The reader and the guests are kept on tender-hooks as the Time Traveller takes some time to recover, and much speculation circulates the group as they impatiently wait for their host to return and explain. When he does he announces, “I’ve had a most amazing time….” and so begins the Time Traveller’s astonishing account of his journey 800,000 years into the future. Where he discovers two bizarre races: first the ethereal, childlike Eloi and then the creeping, subterranean Morlocks.
I just loved the atmosphere that Wells was able to create with the well-used technique of friends gathering around a fire and to hear a story told – reminiscent of many classic horror stories – which created a clever juxtaposition; as this is not your usual scary story, with its ghosts, ghouls and monsters. Instead this is an new breed of unsettling story, that travels not back but forward in time, to gives us an alarming vision of the future. Where the Earth is slowly dying, our civilisation has long gone, and the symbiotic relationship between Eloi and Morlock taps into some of our worst fears.

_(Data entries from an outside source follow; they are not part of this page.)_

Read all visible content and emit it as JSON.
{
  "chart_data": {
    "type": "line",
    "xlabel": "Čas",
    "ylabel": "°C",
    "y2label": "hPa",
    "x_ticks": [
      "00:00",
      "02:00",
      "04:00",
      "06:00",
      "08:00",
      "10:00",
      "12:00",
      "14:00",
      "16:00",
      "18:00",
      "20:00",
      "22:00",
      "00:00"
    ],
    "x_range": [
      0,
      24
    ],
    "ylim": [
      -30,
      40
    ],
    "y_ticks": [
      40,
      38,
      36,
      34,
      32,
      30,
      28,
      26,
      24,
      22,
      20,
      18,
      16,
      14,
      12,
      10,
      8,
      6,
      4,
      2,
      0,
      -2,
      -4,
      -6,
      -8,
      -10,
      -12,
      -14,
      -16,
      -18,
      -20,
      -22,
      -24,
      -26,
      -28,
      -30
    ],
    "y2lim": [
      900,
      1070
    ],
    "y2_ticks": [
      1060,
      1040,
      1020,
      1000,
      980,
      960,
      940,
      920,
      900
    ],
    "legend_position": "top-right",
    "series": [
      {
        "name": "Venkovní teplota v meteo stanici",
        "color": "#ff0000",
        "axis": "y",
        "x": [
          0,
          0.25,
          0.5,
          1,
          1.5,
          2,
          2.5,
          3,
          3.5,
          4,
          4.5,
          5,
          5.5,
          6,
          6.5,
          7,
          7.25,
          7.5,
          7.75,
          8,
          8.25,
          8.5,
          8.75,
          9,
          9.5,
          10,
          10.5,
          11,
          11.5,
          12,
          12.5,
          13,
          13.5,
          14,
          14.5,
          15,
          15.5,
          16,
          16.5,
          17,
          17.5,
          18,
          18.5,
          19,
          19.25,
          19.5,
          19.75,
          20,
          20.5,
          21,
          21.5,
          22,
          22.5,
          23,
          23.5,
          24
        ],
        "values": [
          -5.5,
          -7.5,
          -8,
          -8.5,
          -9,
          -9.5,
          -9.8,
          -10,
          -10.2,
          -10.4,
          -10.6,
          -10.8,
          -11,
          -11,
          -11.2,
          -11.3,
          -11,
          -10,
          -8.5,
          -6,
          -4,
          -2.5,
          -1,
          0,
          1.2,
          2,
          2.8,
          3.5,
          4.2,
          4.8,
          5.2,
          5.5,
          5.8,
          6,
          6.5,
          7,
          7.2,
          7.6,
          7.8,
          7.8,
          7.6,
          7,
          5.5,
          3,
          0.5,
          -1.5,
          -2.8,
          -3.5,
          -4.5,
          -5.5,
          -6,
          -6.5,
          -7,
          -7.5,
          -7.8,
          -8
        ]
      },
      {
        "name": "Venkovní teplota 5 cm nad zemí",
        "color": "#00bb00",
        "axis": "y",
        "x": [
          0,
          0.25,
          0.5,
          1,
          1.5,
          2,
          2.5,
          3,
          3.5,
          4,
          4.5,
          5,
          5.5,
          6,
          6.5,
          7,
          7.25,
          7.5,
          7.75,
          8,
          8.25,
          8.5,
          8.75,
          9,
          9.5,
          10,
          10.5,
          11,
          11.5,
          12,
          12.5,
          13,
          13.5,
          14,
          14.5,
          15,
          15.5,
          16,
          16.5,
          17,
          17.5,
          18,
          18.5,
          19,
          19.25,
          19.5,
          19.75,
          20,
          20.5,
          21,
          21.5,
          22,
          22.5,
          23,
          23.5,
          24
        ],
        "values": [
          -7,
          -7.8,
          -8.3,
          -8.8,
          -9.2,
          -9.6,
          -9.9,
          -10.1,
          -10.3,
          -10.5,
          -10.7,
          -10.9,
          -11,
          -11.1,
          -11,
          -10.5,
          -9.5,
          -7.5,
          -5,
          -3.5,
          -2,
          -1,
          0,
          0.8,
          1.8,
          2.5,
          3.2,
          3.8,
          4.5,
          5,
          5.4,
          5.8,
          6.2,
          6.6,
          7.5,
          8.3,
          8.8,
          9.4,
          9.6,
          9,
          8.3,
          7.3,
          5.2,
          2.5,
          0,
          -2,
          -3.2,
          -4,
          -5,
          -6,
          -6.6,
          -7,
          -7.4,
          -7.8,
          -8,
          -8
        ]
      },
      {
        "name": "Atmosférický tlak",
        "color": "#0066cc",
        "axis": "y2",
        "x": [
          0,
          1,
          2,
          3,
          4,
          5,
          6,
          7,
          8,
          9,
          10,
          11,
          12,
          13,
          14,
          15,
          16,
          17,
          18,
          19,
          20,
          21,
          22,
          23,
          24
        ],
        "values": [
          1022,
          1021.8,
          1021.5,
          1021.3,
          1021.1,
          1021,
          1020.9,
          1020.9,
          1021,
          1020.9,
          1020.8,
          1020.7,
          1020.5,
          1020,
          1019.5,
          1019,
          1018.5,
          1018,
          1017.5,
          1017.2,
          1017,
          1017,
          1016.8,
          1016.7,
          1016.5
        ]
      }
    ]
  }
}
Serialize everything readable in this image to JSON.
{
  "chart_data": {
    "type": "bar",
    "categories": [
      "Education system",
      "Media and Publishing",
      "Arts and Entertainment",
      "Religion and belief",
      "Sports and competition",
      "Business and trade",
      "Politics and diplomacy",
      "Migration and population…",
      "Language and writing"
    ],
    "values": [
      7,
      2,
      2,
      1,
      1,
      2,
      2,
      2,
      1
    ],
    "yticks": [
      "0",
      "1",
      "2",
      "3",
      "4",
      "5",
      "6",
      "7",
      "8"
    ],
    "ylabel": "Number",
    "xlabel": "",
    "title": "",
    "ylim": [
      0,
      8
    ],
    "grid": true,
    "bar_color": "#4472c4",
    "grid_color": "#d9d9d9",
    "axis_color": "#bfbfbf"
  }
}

My only niggle would be the Time Traveller himself – Instead of the brave explorer I was sort of expecting, I got a pretty foolhardy adventurer. He lolloped about the landscape, like some giant, English dandy on holiday, with little concern for his safety or for the safety of the Eloi; who so innocently and unquestionably befriended him. In hindsight though, was this perhaps an intentional portrayal and damning commentary from Wells on the Western explorers of his time, as they explored deeper into Africa and South America with little concern for the indigenous people?
Niggle aside though, I thought The Time Machine was a truly imaginative and ahead of its time tale of the future, and with the Time Traveller’s gung-ho attitude, the adventure skipped along at a quick, exciting pace too. Good read.
Have you read this? Have you read anything else by Wells?